Nas páginas seguintes exploro essas três manifestações imbricadas — excepcionalismo sexual, o queer como regulação e a ascendência da branquitude — e suas relações com a produção de corpos terroristas e cidadãos. Meu objetivo é apresentar uma descrição hábil que chame a atenção para como, por que e onde esses três fios se encontram e onde eles se imbricam, resistindo a um mecanismo de explicação que possa cobrir todos os casos. No caso do que chamo de “excepcionalismo sexual norte-americano”, uma narrativa que reivindica sucesso na organização da vida de um povo, o que é notável é que uma forma excepcional de heteronormatividade nacional agora se junta a uma forma excepcional de homonormatividade nacional, em outras palavras, homonacionalismo. Coletivamente, eles continuam ou estendem o projeto do nacionalismo norte-americano e da expansão imperial endêmica à guerra ao terror. Os termos da degeneração mudaram de tal forma que a homossexualidade não é mais excluída a priori de formações nacionalistas.

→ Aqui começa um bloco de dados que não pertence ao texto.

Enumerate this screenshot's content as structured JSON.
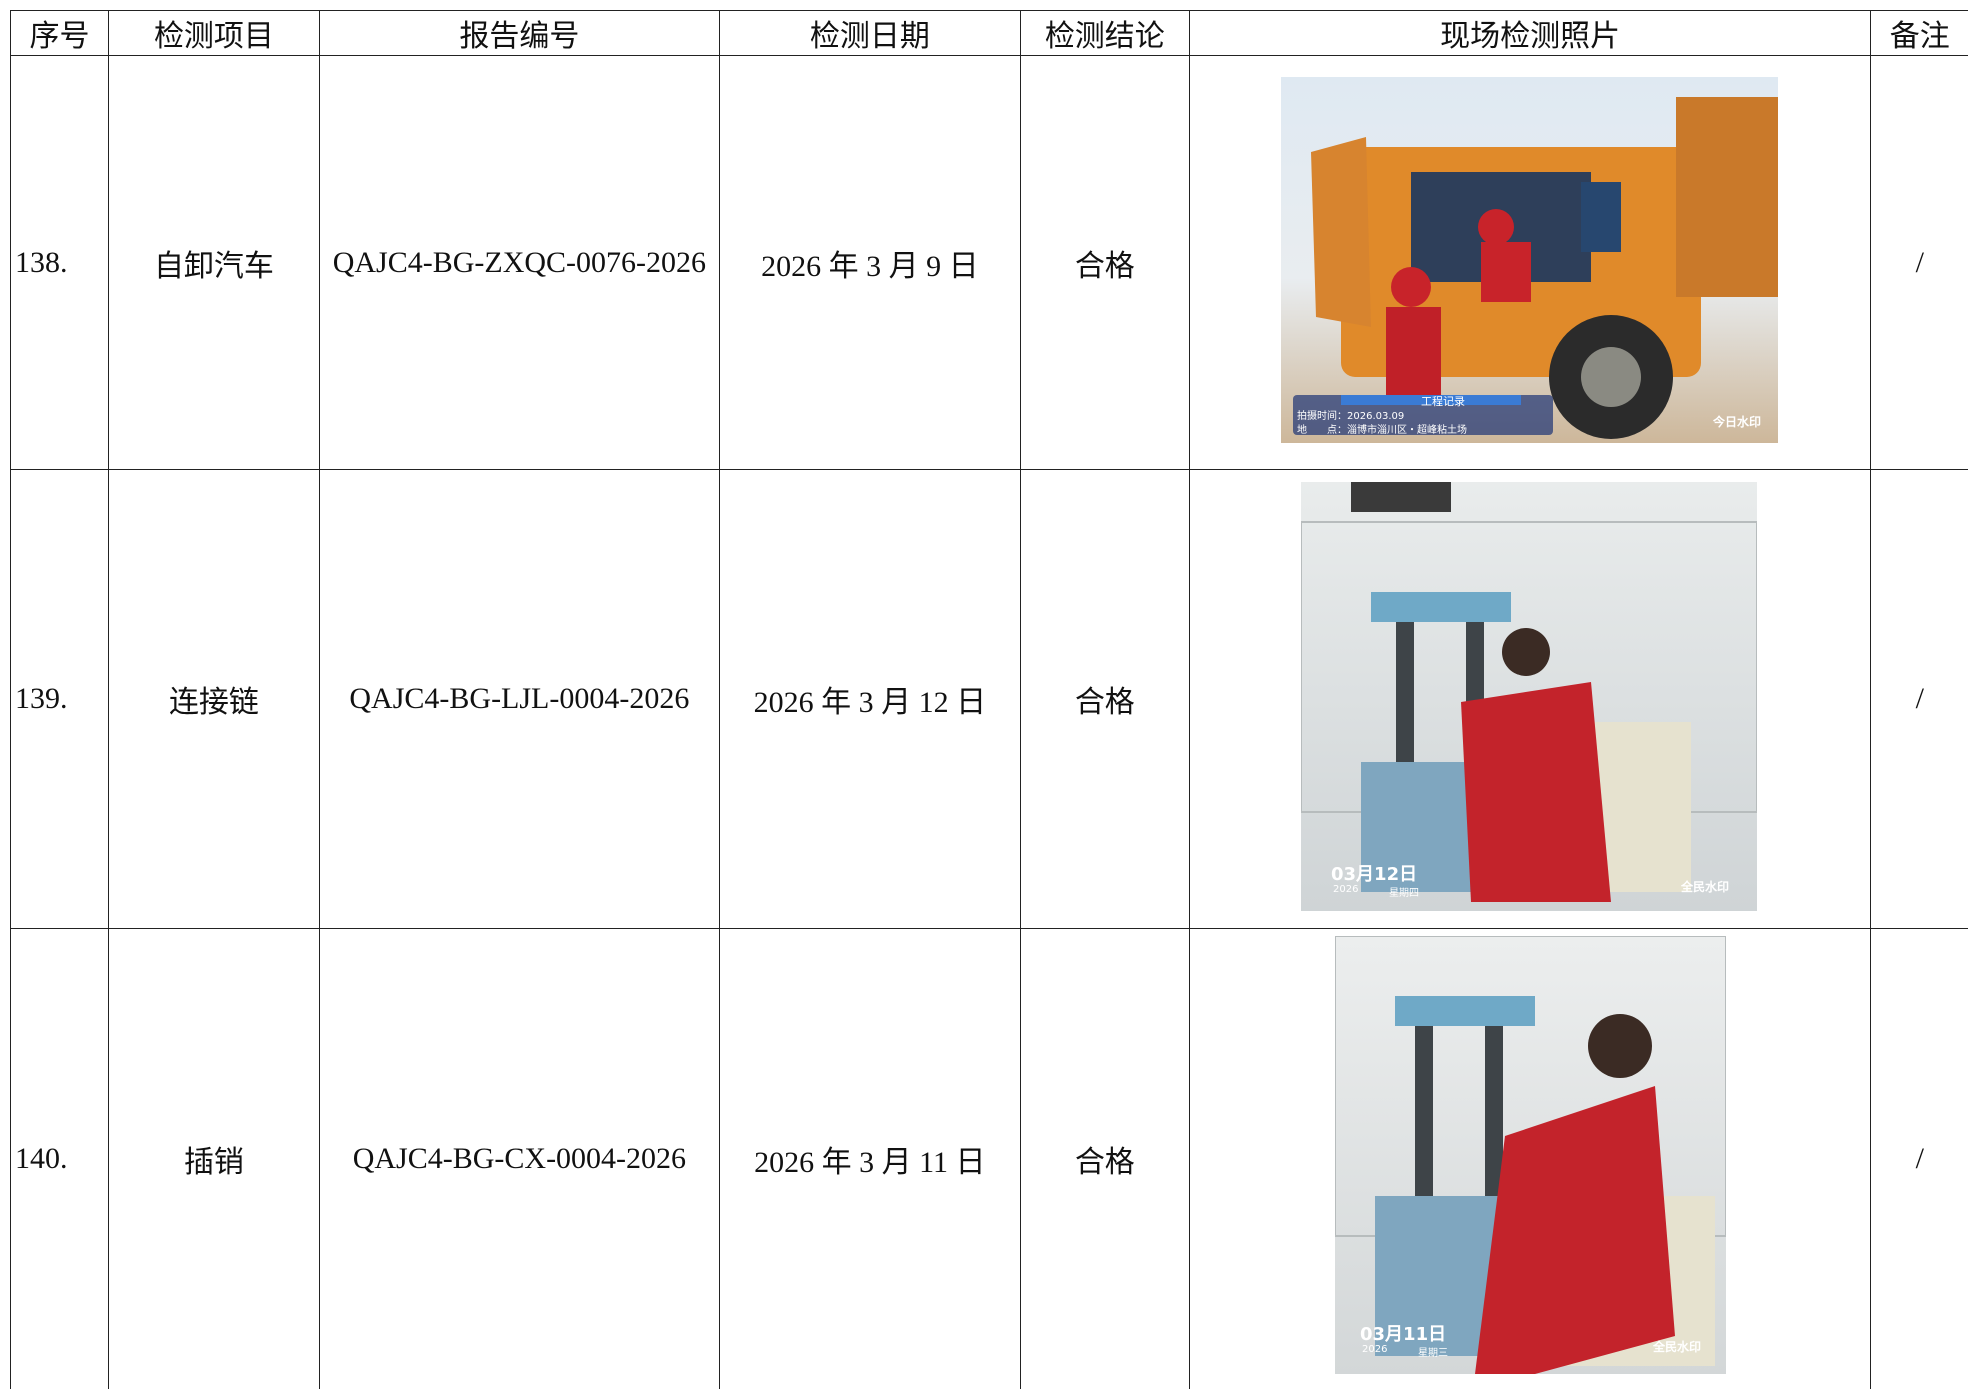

Eu desvelo as formas de regulação implícitas nas noções de sujeitos queer que são transcendentes, seculares, ou, de outro modo, exemplares, como resistentes, e abro a questão da re/produção e regeneração queer e suas contribuições ao projeto de otimização da vida. A ascendência da branquitude é uma descrição da biopolítica proferida por Rey Chow, que associa a violência no uso liberal da diversidade e multiculturalismo à “valorização da vida”, um álibi que permite uma exploração desenfreada dos próprios sujeitos incluídos nos discursos de diversidade. Elucido como essas três abordagens de estudo da sexualidade, tomadas juntas, sugerem uma releitura vigorosa da biopolítica em relação ao desvio sexual [queerness] e sua intratabilidade nos acordos biopolíticos de vida e morte.